Japan lost its position as the world’s second-biggest economy to China awhile ago. But it’s beating out its Asian rival in one area at least: private equity. For restructuring experts such as KKR & Co. LP, whose founders recently declared Japan the company’s “highest priority” outside the U.S., the smaller country offers much more attractive opportunities. And the reasons are as much political as financial.
That might seem surprising, given that the Chinese market dwarfs Japan’s. (Private equity investment value in greater China, including domestic yuan funds, averaged $72 billion annually in the past five years, compared to just $9 billion in Japan.) The mainland features growth companies galore and easy exit opportunities through initial public offerings in Hong Kong, the U.S. and soon, for tech firms, Shanghai.
Private-equity companies from around the world have raised billions of dollars to invest in China, hoping to take advantage of its domestic consumption story and tech frenzy. Even KKR has bought into Chinese firms such as pork producer Cofco Meat Holdings Ltd. and personal-finance platform Shenzhen Suishou Technology Co. Ltd.
Yet several factors undercut China’s attractiveness. Typically, for instance, most targets aren’t as mature as those in Japan or the U.S.; they’re still in empire-building mode, so only minority stakes are available for purchase. Deals are in the range of a few hundred million dollars on average — small potatoes compared to Bain’s $18 billion purchase a couple years of ago of Toshiba Corp.’s memory chip business. Valuations, too, are frothy.
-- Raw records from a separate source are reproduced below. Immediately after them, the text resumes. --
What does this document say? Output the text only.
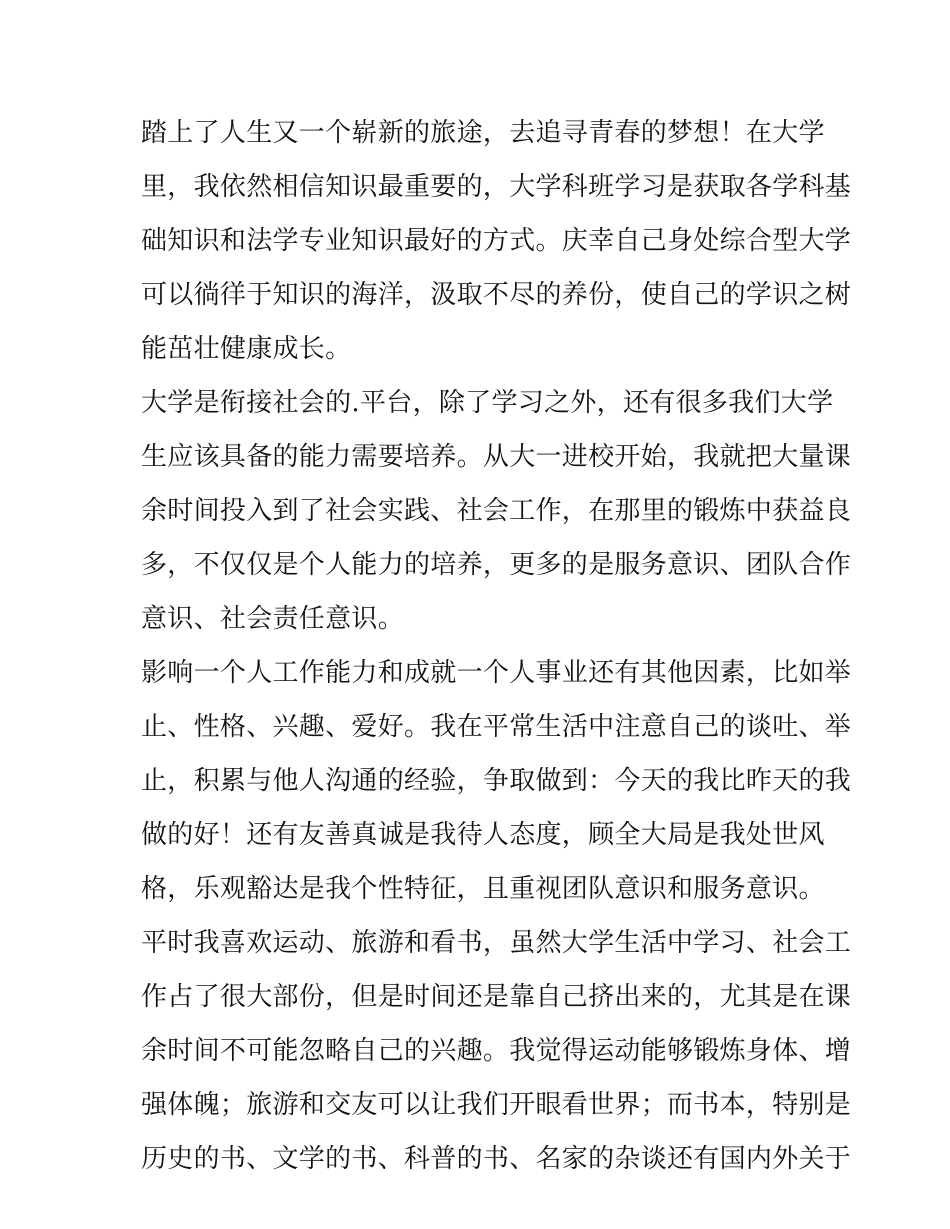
踏上了人生又一个崭新的旅途，去追寻青春的梦想！在大学
里，我依然相信知识最重要的，大学科班学习是获取各学科基
础知识和法学专业知识最好的方式。庆幸自己身处综合型大学
可以徜徉于知识的海洋，汲取不尽的养份，使自己的学识之树
能茁壮健康成长。
大学是衔接社会的.平台，除了学习之外，还有很多我们大学
生应该具备的能力需要培养。从大一进校开始，我就把大量课
余时间投入到了社会实践、社会工作，在那里的锻炼中获益良
多，不仅仅是个人能力的培养，更多的是服务意识、团队合作
意识、社会责任意识。
影响一个人工作能力和成就一个人事业还有其他因素，比如举
止、性格、兴趣、爱好。我在平常生活中注意自己的谈吐、举
止，积累与他人沟通的经验，争取做到：今天的我比昨天的我
做的好！还有友善真诚是我待人态度，顾全大局是我处世风
格，乐观豁达是我个性特征，且重视团队意识和服务意识。
平时我喜欢运动、旅游和看书，虽然大学生活中学习、社会工
作占了很大部份，但是时间还是靠自己挤出来的，尤其是在课
余时间不可能忽略自己的兴趣。我觉得运动能够锻炼身体、增
强体魄；旅游和交友可以让我们开眼看世界；而书本，特别是
历史的书、文学的书、科普的书、名家的杂谈还有国内外关于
By contrast, as in the U.S., Japan’s dying conglomerates offer rich pickings. They house a slew of underloved or non-core assets: About a quarter of the companies on the Nikkei 400 have 100 or more subsidiaries apiece, and many have more than 300 divisions below the parent company.
There’s a real chance to create global leaders from these assets — an opportunity that China’s domestic-focused private equity investors don’t enjoy. KKR, which has been in Japan since 2010 and invested in six carve-outs since then, has put this strategy to work with the healthcare business of Panasonic Corp., which it acquired in 2013. Since renamed PHC, the unit bought Bayer AG’s diabetes care unit and is in the midst of acquiring Thermo Fisher Scientific, Inc.’s pathology business. In 2016, KKR also bought auto-parts maker Calsonic Kansei Corp. from Nissan for $4.3 billion. The takeover target then bought Fiat Chrysler’s high-tech parts-making business last year.
Equally important is the fact that the Japanese government now actively supports such buyouts, a big change from the insular boom years when private equity firms were decried as rapacious foreign raiders. There was remarkably little public backlash after Toshiba sold off its crown jewel, or when Nissan sold Calsonic. At least in part, that’s because Prime Minister Shinzo Abe has pushed for a greater focus on corporate governance and shareholder returns. That means slimming down unwieldy conglomerates and revamping management at underperforming companies.
Foreign private equity firms can help do both, and then get these essentially mature businesses to expand globally. They can address another problem as well: Thousands of Japanese family-owned firms are facing potential succession crises as founders near retirement. That’s much less of a problem in China, where companies are newer.
Investors clearly see opportunity. A study by Bain & Company found that private equity firms in Japan are willing to pay 9.7 times Ebitda in the form of enterprise value for their targets, while corporate acquirers and the stock market pay almost 25 percent less.
No one’s giving up on China; indeed, KKR’s own former China heads recently raised an eye-catching $2 billion for a debut private equity fund focused on the mainland. Yet, around the world, billions of dollars have been raised but not spent for lack of targets. That money might find a comfortable home in Japan.